We all paused, the implication sinking in like cold water.
"I think... that’s what drew them here," he added, not entirely certain but sounding convinced enough to chill us all.
It made terrible, perfect sense. The sweet, sticky juice. The unnaturally warm flesh. The almost blood-like scent that must have acted as a beacon in the night.
And Ashriel wasn’t finished.
"You’re not worried the fruit itself might be poisonous?" he added with eerie calm, as if discussing the weather.
I blinked.
Really?
Now we were adding poison to the list? We were literally surrounded by a growing army of life-drinking ants, and he wanted to discuss potential toxins?
Also... wait.
Why did he sound like someone’s ancient grandfather dispensing wisdom? He couldn’t be older than twenty-one. That was the strict rule at Altheris. Right?
Yes... right?
Focus, Nyx, I scolded myself sharply. Now is not the time to spiral about age
---
"The worst has already happened," Elion said finally, his voice cutting through the tension like a steady anchor. Calm. Steady. Reassuring in its quiet confidence. "Right now, let’s focus on staying alive."
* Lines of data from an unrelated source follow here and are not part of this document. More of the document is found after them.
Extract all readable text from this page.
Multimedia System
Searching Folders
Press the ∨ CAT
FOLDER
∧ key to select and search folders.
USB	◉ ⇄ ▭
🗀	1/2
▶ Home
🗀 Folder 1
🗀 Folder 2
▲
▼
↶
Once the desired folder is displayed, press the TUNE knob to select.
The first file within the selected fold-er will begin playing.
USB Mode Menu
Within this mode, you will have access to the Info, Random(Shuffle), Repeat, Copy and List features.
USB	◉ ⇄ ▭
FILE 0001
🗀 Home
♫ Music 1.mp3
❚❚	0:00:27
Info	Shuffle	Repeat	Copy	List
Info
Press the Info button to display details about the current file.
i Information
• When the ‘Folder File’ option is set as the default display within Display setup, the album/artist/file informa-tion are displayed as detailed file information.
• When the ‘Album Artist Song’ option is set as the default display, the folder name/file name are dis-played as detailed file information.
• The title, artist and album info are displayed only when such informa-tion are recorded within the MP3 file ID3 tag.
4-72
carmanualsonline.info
It was the first time he had spoken since we all jolted awake. Somehow, those simple words grounded me. Just a little. Just enough to keep the panic from swallowing me whole.
---
"We can’t keep killing them one by one like this," Theo said, stepping back as another cluster advanced. "My father used to deal with swarms like this back home. Soldier ants, though these are clearly worse."
We all looked at him expectantly.
"Wrap cloth around a stick. Light it with the fire," he explained rapidly. "The heat and smoke keep them away and kill dozens at once."
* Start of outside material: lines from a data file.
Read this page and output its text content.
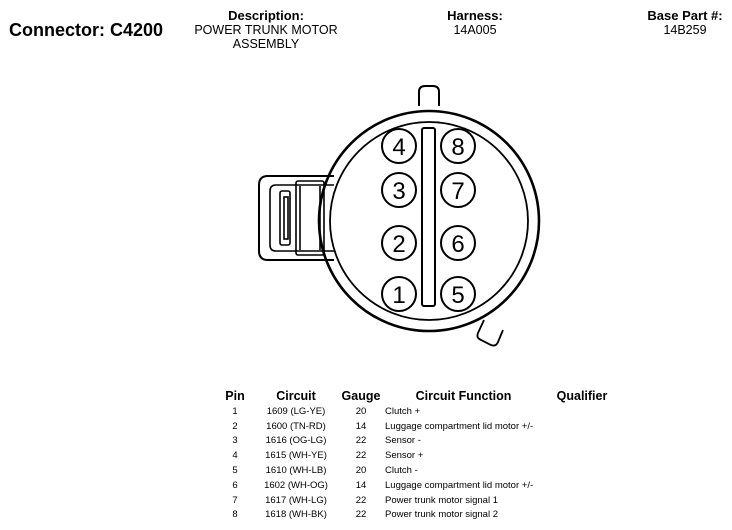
Connector: C4200
Description:
POWER TRUNK MOTOR
ASSEMBLY
Harness:
14A005
Base Part #:
14B259
4 8
3 7
2 6
1 5
Pin	Circuit	Gauge	Circuit Function	Qualifier
1	1609 (LG-YE)	20	Clutch +	
2	1600 (TN-RD)	14	Luggage compartment lid motor +/-	
3	1616 (OG-LG)	22	Sensor -	
4	1615 (WH-YE)	22	Sensor +	
5	1610 (WH-LB)	20	Clutch -	
6	1602 (WH-OG)	14	Luggage compartment lid motor +/-	
7	1617 (WH-LG)	22	Power trunk motor signal 1	
8	1618 (WH-BK)	22	Power trunk motor signal 2	
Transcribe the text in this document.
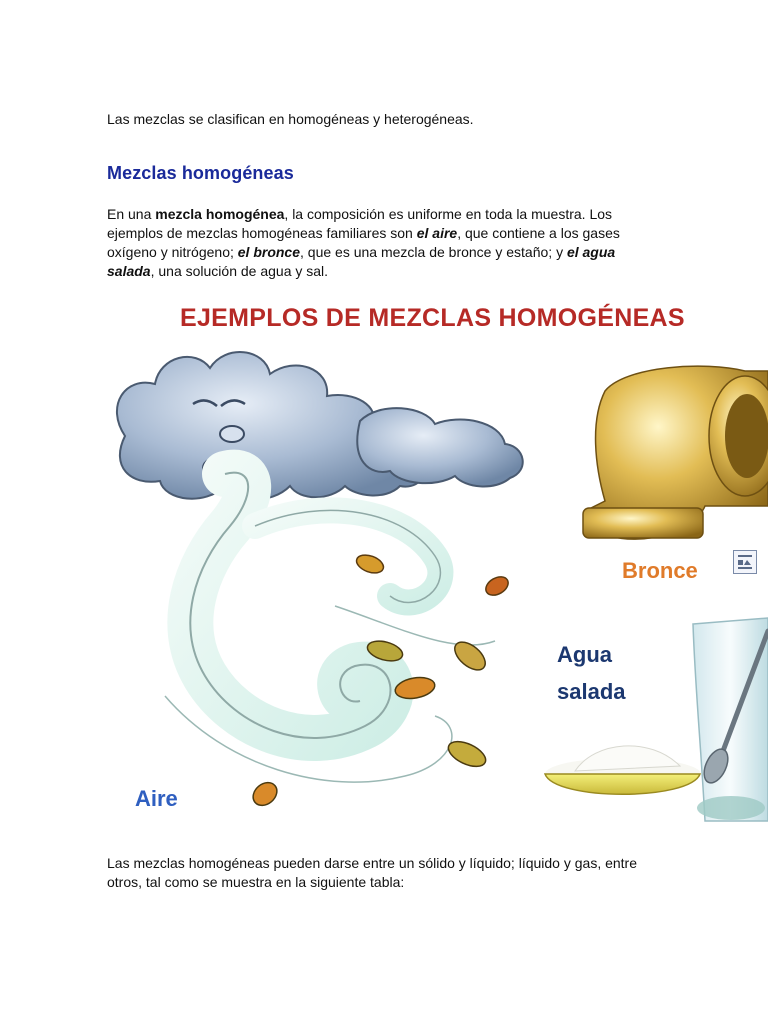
Las mezclas se clasifican en homogéneas y heterogéneas.

Mezclas homogéneas

En una mezcla homogénea, la composición es uniforme en toda la muestra. Los ejemplos de mezclas homogéneas familiares son el aire, que contiene a los gases oxígeno y nitrógeno; el bronce, que es una mezcla de bronce y estaño; y el agua salada, una solución de agua y sal.

EJEMPLOS DE MEZCLAS HOMOGÉNEAS
Aire
Bronce
Agua
salada

Las mezclas homogéneas pueden darse entre un sólido y líquido; líquido y gas, entre otros, tal como se muestra en la siguiente tabla:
That... actually sounded brilliant.
Far better than using our feet like panicked idiots and risking a bite in the process
We moved with desperate speed.
Sticks were gathered. Clothing was sacrificed, some pieces painfully torn from garments we had grown attached to during our journey. But at the face of death, fashion and sentiment could wait. Survival came first.
The dying fire became our greatest weapon. We wrapped strips of fabric tightly around the ends of the branches, dipped them into the embers, and coaxed flames back to life.
Then we began sweeping.
Burning.
Dragging lines of fire across the ground in wide, glowing arcs.
It helped a ittle.
You could see the results immediately, some ants curled and shriveled the instant the heat touched them, their tiny crimson bodies turning to ash and smoke. The smell was acrid, faintly metallic, and sickeningly sweet.
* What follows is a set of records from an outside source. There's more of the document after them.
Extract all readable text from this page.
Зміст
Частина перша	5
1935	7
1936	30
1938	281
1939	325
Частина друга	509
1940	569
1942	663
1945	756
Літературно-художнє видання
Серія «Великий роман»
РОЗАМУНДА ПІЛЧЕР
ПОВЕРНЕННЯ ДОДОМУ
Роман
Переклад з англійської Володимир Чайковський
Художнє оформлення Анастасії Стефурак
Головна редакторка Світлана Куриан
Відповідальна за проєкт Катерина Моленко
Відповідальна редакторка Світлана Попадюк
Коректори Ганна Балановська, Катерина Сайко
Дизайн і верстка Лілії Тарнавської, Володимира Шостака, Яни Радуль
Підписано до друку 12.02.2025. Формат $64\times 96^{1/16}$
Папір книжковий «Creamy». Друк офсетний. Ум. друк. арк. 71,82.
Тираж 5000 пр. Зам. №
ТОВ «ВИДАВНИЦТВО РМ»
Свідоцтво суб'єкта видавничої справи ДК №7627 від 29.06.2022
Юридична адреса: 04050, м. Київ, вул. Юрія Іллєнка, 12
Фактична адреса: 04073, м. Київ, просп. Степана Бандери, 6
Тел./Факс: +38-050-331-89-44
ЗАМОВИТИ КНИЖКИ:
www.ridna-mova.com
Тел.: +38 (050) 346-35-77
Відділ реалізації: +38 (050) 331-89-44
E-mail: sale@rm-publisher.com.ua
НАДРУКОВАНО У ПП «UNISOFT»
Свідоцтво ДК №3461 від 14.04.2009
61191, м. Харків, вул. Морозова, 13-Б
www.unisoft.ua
But there were still too many.
For every cluster we incinerated, more emerged from the shadows, crawling over the corpses of their dead in an endless, horrifying wave.
I wasn’t sure if we were winning.
Or simply delaying the inevitable.
I was too focused.
Dangerously focused.
My eyes stayed glued to the ground, tracking every red dot, every possible crawling death that inched toward me...
When suddenly...
A hard, violent shove slammed into my back.
My balance shattered.
The world tilted.
And before I could react, I was falling forward... straight toward the burning torch in my hands, straight toward the ground, straight into the heart of the swarm.
"Ahh...!"
The scream tore out of me as the earth rushed up to meet me, flames licking dangerously close to my skin and hundreds of Blood Ants waiting below like a living carpet of death.